Her clothing, as always, was a visual manifestation of her husband’s brash, hulking personality. Though Melania often refused to play the traditional first lady for the “fake news” press, she was more than happy to dress the part of trophy wife. She would beg Americans to “focus on what I do, not what I wear,” and then do… not much at all. So we were left with her clothes to dissect.
She wore an olive green, militaristic Alexander McQueen suit for her speech at last year’s Republican National Convention. The wartime look was swiftly dubbed “fascion” by the Instagram account @DietPrada, comparing it to uniforms worn by Hitler, Mussolini, and the North Korean military.
With her words, she tried to calm the “many people [who] are anxious,” their lives upended by the pandemic. But her outfit was a rallying cry, a call to action. There was nothing soft about this kind of diplomacy. It was as sharp as her Louboutin stilettos.

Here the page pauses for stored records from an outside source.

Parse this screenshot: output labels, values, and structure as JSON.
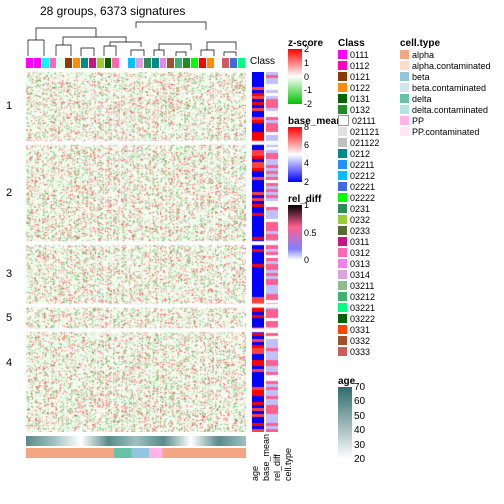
{
  "title": "28 groups,  6373 signatures",
  "row_groups": [
    "1",
    "2",
    "3",
    "5",
    "4"
  ],
  "row_group_heights": [
    0.2,
    0.28,
    0.17,
    0.06,
    0.18
  ],
  "class_strip_colors": [
    "#ff00ff",
    "#ff00ff",
    "#00ffff",
    "#ff69b4",
    "#e0ffe0",
    "#8b3a00",
    "#ff8c00",
    "#008b8b",
    "#c71585",
    "#9acd32",
    "#006400",
    "#ff69b4",
    "#ffffff",
    "#00bfff",
    "#dda0dd",
    "#2e8b57",
    "#008b8b",
    "#ee82ee",
    "#a0522d",
    "#3cb371",
    "#228b22",
    "#00ff00",
    "#ff0000",
    "#ff8c00",
    "#ffffff",
    "#cd5c5c",
    "#4169e1",
    "#00ff7f"
  ],
  "side_label": "Class",
  "zscore": {
    "title": "z-score",
    "ticks": [
      {
        "v": "2",
        "p": 0
      },
      {
        "v": "1",
        "p": 0.25
      },
      {
        "v": "0",
        "p": 0.5
      },
      {
        "v": "-1",
        "p": 0.75
      },
      {
        "v": "-2",
        "p": 1
      }
    ],
    "gradient": "linear-gradient(to bottom, #ff0000 0%, #ffffff 50%, #00c000 100%)"
  },
  "base_mean": {
    "title": "base_mean",
    "ticks": [
      {
        "v": "8",
        "p": 0
      },
      {
        "v": "6",
        "p": 0.33
      },
      {
        "v": "4",
        "p": 0.66
      },
      {
        "v": "2",
        "p": 1
      }
    ],
    "gradient": "linear-gradient(to bottom, #ff0000 0%, #ffffff 50%, #0000ff 100%)"
  },
  "rel_diff": {
    "title": "rel_diff",
    "ticks": [
      {
        "v": "1",
        "p": 0
      },
      {
        "v": "0.5",
        "p": 0.5
      },
      {
        "v": "0",
        "p": 1
      }
    ],
    "gradient": "linear-gradient(to bottom, #000000 0%, #ff6090 40%, #8080ff 80%, #ffffff 100%)"
  },
  "age": {
    "title": "age",
    "ticks": [
      {
        "v": "70",
        "p": 0
      },
      {
        "v": "60",
        "p": 0.2
      },
      {
        "v": "50",
        "p": 0.4
      },
      {
        "v": "40",
        "p": 0.6
      },
      {
        "v": "30",
        "p": 0.8
      },
      {
        "v": "20",
        "p": 1
      }
    ],
    "gradient": "linear-gradient(to bottom, #2f6b6b 0%, #ffffff 100%)"
  },
  "class_legend": {
    "title": "Class",
    "items": [
      {
        "c": "#ff00ff",
        "l": "0111"
      },
      {
        "c": "#ff00bf",
        "l": "0112"
      },
      {
        "c": "#8b3a00",
        "l": "0121"
      },
      {
        "c": "#ff8c00",
        "l": "0122"
      },
      {
        "c": "#006400",
        "l": "0131"
      },
      {
        "c": "#228b22",
        "l": "0132"
      },
      {
        "c": "#ffffff",
        "l": "02111"
      },
      {
        "c": "#e0e0e0",
        "l": "021121"
      },
      {
        "c": "#c0c0c0",
        "l": "021122"
      },
      {
        "c": "#008b8b",
        "l": "0212"
      },
      {
        "c": "#1e90ff",
        "l": "02211"
      },
      {
        "c": "#00bfff",
        "l": "02212"
      },
      {
        "c": "#4169e1",
        "l": "02221"
      },
      {
        "c": "#00ff00",
        "l": "02222"
      },
      {
        "c": "#2e8b57",
        "l": "0231"
      },
      {
        "c": "#9acd32",
        "l": "0232"
      },
      {
        "c": "#556b2f",
        "l": "0233"
      },
      {
        "c": "#c71585",
        "l": "0311"
      },
      {
        "c": "#ff69b4",
        "l": "0312"
      },
      {
        "c": "#ee82ee",
        "l": "0313"
      },
      {
        "c": "#dda0dd",
        "l": "0314"
      },
      {
        "c": "#8fbc8f",
        "l": "03211"
      },
      {
        "c": "#3cb371",
        "l": "03212"
      },
      {
        "c": "#00ff7f",
        "l": "03221"
      },
      {
        "c": "#006400",
        "l": "03222"
      },
      {
        "c": "#ff4500",
        "l": "0331"
      },
      {
        "c": "#a0522d",
        "l": "0332"
      },
      {
        "c": "#cd5c5c",
        "l": "0333"
      }
    ]
  },
  "celltype_legend": {
    "title": "cell.type",
    "items": [
      {
        "c": "#f4a582",
        "l": "alpha"
      },
      {
        "c": "#fddbc7",
        "l": "alpha.contaminated"
      },
      {
        "c": "#92c5de",
        "l": "beta"
      },
      {
        "c": "#d1e5f0",
        "l": "beta.contaminated"
      },
      {
        "c": "#66c2a5",
        "l": "delta"
      },
      {
        "c": "#b2e2e2",
        "l": "delta.contaminated"
      },
      {
        "c": "#ffb3e6",
        "l": "PP"
      },
      {
        "c": "#ffe6f2",
        "l": "PP.contaminated"
      }
    ]
  },
  "bottom_labels": [
    "age",
    "base_mean",
    "rel_diff",
    "cell.type"
  ],
  "heatmap_bg": "#f0fff0",
  "heatmap_seed_colors": [
    "#ff4040",
    "#ffffff",
    "#60c060",
    "#e0ffe0",
    "#ffe0e0"
  ],
  "side_annot_colors": {
    "base_mean_stripes": [
      "#0000ff",
      "#ff0000",
      "#0000ff",
      "#ff4040",
      "#0000ff"
    ],
    "rel_diff_stripes": [
      "#ff6090",
      "#c0c0ff",
      "#ffffff",
      "#ff6090",
      "#c0c0ff"
    ]
  },
  "bottom_annot": {
    "age_gradient": "linear-gradient(90deg,#5a8a8a,#a0c0c0,#ffffff,#5a8a8a,#a0c0c0,#5a8a8a,#ffffff,#5a8a8a,#a0c0c0)",
    "celltype_gradient": "linear-gradient(90deg,#f4a582 0 40%,#66c2a5 40% 48%,#92c5de 48% 56%,#ffb3e6 56% 62%,#f4a582 62% 100%)"
  }
}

When it came time to vote for her husband on Nov. 3, Melania dressed for the job she wants, and will soon have: a Palm Beach housewife. She did not wear a mask (of course), but a $4,500 Gucci chain-link dress. There were, again, jokes about her in handcuffs—another secret meaning, perhaps, that she feels constricted by her life.
Or not. The frock projected a leisurely indifference, so out of touch with most Americans on that day. She looked like she wanted the whole thing to be over with, and quick. Once again, Melania was saying: I really don’t care.